Para mim Cinelândia era sinônimo de degrado, uma região central de um Rio de Janeiro onde nunca pensei em colocar meus pés em tantas visitas praianas à Cidade Maravilhosa. Quanta Ignorância a minha, a região pode ter ficado meio abandonada por um tempo mas guarda uma riqueza arquitetônica e histórica impagável e faz pouco renasceu em todo seu esplendor.

Revitalizada para os eventos esportivos que o Rio sediou nos últimos anos, está bem policiada e limpa, então não tem mais desculpa para não conhecer e se encantar com o Centro Antigo do Rio de Janeiro. Aqui um post para quem quer conhecer o Porto Maravilha e seus novos museus. 

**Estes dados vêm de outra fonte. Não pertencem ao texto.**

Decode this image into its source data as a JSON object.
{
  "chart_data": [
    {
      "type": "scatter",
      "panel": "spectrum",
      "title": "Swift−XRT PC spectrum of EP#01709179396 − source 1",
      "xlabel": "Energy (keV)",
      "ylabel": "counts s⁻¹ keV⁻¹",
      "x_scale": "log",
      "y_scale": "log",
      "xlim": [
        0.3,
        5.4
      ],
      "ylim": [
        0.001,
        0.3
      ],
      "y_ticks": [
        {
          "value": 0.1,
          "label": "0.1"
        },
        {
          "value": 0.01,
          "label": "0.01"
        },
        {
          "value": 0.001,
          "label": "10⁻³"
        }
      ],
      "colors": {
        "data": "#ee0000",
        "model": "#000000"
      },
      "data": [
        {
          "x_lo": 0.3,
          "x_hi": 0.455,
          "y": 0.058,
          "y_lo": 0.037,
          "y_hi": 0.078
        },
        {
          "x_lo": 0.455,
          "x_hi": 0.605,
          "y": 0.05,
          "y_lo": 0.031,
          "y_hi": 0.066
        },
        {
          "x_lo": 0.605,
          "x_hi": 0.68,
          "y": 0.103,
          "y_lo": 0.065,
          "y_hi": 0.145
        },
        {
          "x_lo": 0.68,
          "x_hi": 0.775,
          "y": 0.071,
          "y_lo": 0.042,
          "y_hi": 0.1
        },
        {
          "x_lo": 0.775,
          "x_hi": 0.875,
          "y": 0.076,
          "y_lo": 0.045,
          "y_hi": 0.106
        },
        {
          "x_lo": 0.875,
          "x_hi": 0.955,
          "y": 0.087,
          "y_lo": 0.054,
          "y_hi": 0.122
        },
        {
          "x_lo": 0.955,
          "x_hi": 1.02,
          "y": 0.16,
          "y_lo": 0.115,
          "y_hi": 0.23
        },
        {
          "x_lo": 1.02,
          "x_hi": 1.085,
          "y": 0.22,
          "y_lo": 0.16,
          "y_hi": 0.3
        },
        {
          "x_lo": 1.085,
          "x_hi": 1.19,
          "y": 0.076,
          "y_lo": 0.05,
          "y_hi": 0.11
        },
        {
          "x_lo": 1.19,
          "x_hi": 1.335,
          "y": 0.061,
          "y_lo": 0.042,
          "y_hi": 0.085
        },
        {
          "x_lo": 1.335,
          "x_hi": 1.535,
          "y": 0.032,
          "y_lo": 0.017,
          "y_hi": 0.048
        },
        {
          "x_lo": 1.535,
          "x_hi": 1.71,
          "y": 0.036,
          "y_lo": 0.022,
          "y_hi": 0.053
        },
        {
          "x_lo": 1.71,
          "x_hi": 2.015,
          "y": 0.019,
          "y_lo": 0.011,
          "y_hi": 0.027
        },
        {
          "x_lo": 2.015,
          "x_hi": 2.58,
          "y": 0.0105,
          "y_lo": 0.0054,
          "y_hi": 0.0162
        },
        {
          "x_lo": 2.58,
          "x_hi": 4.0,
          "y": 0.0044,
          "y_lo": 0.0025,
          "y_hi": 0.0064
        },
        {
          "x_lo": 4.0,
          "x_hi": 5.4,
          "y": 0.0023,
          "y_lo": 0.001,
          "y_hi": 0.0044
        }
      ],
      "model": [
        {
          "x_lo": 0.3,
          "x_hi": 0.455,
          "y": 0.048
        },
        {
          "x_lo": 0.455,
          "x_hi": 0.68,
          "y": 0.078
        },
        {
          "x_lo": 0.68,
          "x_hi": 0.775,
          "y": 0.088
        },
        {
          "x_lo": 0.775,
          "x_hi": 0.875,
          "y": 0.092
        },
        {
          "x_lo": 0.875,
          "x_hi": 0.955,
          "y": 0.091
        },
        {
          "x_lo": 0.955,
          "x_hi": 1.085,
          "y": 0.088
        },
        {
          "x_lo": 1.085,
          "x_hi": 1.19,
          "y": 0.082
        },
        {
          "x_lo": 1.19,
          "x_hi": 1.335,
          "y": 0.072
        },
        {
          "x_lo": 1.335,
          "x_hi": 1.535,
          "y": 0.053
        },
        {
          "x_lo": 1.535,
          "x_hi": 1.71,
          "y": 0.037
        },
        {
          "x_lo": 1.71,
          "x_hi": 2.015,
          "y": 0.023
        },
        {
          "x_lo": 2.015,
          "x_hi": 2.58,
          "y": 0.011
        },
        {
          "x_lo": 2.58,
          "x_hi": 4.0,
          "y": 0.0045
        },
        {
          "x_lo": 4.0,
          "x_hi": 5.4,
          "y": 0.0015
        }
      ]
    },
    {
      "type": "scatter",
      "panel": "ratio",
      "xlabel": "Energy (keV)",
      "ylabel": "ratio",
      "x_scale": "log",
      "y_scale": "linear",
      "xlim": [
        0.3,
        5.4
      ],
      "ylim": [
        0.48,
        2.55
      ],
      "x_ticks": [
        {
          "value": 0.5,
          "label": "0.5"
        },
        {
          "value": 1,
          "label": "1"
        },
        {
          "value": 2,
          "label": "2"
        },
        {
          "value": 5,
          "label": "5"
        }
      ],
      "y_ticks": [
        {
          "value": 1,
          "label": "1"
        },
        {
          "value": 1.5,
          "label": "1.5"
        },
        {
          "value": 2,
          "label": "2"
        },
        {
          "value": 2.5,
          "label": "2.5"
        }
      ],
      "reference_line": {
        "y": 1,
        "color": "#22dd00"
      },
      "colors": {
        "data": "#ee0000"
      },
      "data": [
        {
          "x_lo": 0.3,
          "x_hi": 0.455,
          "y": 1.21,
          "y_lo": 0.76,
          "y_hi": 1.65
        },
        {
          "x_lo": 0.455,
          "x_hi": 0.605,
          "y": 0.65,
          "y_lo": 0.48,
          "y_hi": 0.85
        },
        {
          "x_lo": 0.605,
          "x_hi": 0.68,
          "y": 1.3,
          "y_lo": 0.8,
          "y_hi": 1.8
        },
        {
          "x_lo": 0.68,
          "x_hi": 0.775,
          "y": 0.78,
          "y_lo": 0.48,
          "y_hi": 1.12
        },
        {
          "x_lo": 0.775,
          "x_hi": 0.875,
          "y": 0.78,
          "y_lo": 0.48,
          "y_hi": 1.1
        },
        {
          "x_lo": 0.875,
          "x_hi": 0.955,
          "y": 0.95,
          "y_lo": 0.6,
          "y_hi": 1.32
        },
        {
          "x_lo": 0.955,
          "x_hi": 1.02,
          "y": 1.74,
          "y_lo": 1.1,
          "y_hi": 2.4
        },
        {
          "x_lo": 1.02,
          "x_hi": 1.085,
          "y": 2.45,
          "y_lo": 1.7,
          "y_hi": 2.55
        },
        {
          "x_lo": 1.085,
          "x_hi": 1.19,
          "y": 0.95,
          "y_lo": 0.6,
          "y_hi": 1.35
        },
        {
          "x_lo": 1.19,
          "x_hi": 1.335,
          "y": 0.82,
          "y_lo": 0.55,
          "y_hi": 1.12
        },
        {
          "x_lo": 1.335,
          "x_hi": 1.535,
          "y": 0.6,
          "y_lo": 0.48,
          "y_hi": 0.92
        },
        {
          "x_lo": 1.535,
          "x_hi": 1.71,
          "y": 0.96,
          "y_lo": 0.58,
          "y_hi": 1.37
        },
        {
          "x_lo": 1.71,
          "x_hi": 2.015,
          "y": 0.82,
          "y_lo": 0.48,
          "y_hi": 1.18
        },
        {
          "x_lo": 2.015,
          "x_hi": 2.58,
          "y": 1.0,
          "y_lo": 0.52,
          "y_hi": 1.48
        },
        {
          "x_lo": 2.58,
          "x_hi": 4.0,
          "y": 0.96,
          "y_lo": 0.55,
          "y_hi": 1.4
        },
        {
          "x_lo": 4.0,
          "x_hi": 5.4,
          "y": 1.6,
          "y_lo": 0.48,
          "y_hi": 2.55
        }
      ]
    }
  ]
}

De VLT, dá para fazer um passeio por 2 séculos de arte no Rio de Janeiro. Usando o novo meio de transporte da cidade, o Veículo Leve (ou lento como os cariocas chamam)  sobre Trilhos, você pode combinar a ida ao Museu Nacional de Belas Artes, que guarda o maior e mais relevante acervo de arte brasileira do século XIX até o Porto Maravilha para visitar o Museu do Amanhã e ao MAM (Museu de Arte Moderna) que fica no aterro do Flamengo. Senti não ter mais tempo para fazer o trajeto com calma.

Mas vamos à Cinelândia que é o foco deste post. Tudo começou na Praça Floriano com a ideia de transformar a nova região num Times Square tupiniquim.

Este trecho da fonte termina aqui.